Tommaso Felicetti  1 Alessia Zago  2 Andrea Astolfi  1 Giuseppe Manfroni  1 Stefano Sabatini  1 Maria Letizia Barreca  1 Oriana Tabarrini  1 Arianna Loregian  2  3 Serena Massari  1
Affiliations
  • 1. Department of Pharmaceutical Sciences, University of Perugia, Perugia, Italy.
  • 2. Department of Molecular Medicine, University of Padua, Padua, Italy.
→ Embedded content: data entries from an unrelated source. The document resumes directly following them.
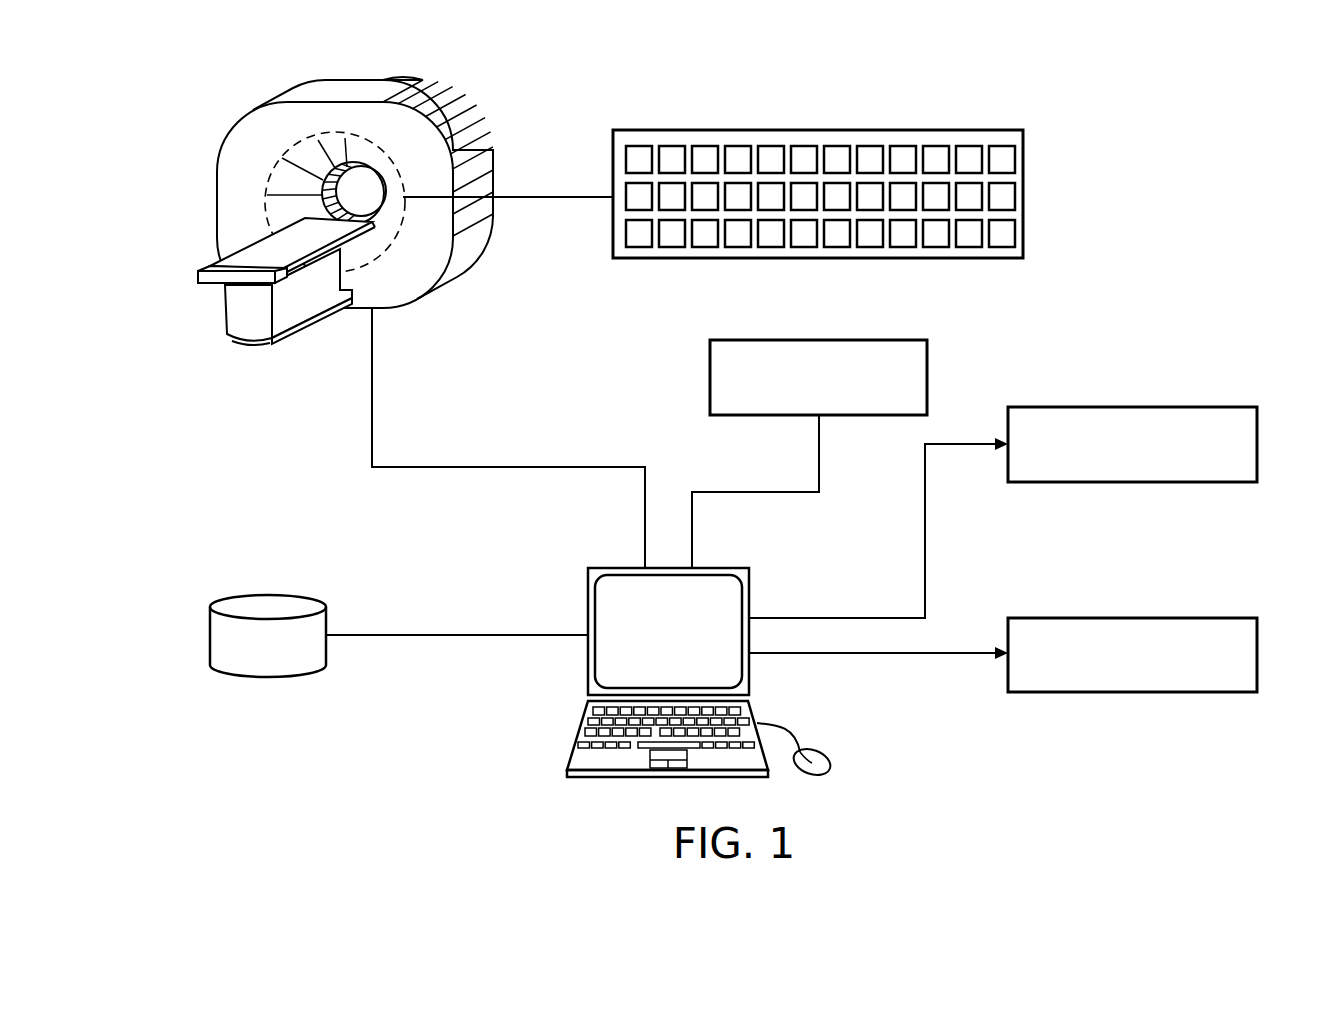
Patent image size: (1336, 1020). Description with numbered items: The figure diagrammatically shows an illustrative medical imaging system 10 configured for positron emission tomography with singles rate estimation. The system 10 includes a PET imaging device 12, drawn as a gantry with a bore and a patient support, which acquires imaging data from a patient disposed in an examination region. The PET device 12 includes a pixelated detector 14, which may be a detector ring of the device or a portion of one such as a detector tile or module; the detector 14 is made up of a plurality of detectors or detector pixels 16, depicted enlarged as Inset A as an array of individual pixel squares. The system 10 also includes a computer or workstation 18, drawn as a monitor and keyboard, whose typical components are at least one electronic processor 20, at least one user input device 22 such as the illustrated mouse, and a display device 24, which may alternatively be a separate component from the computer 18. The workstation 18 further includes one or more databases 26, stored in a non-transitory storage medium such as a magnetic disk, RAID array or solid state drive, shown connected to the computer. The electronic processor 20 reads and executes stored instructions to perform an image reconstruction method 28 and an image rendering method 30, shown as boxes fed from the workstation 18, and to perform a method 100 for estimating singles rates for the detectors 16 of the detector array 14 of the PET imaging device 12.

The medical imaging system 10 is at (1200, 150).
The positron emission tomography (PET) imaging device 12 is at (225, 300).
The pixelated detector 14 is at (387, 162).
The detector pixels 16 is at (1005, 233).
The computer or workstation 18 is at (702, 663).
The electronic processor 20 is at (593, 662).
The user input device 22 is at (831, 762).
The display device 24 is at (683, 645).
The databases 26 is at (210, 636).
The image reconstruction method 28 is at (1257, 447).
The image rendering method 30 is at (1257, 657).
The method for estimating singles rates 100 is at (710, 375).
  • 3. Microbiology and Virology Unit, Padua University Hospital, Padua, Italy.
Abstract

Influenza viruses remain a major global health threat due to their rapid evolution and ability to evade current therapies. Among viral targets, the PA-PB1 interface of the RNA polymerase complex has emerged as an attractive site for small-molecule inhibition. Based on compound 1, a previously identified PA-PB1 interaction inhibitor featuring a cycloheptathiophene-3-carboxamide scaffold, we designed and synthesized a new series of derivatives to investigate the role of the cycloheptyl moiety in Antiviral activity and water solubility. In parallel, we developed an improved three-step synthetic route to access 2-amidothiophene-3-carboxamide analogs more efficiently. The new derivatives (2-16) provided valuable structure-activity relationship insights, highlighting how modifications at C-5 influence both anti-influenza potency and solubility. Among them, the C-5 phenyl analog 9 displayed the strongest Antiviral activity, achieving sub-micromolar EC50 values (0.19-1.11 µM) across a panel of influenza strains, along with a CC50 value > 100 µM. Notably, the C-5 methyl analog 5 showed the greatest enhancement in aqueous solubility (75.2 µM) while maintaining low-micromolar potency (EC50 of 2 µM) and no significant toxicity (CC50 > 100 µM). Despite structural divergence from the starting hit 1, both compounds preserved the PA-PB1 interaction inhibition mechanism, as demonstrated by enzyme-linked immunosorbent assay (ELISA) and supported by docking studies within the PAC cavity.

Keywords
Gewald reaction; PA‐PB1; antiviral agents; influenza virus; polymerase; protein–protein interactions.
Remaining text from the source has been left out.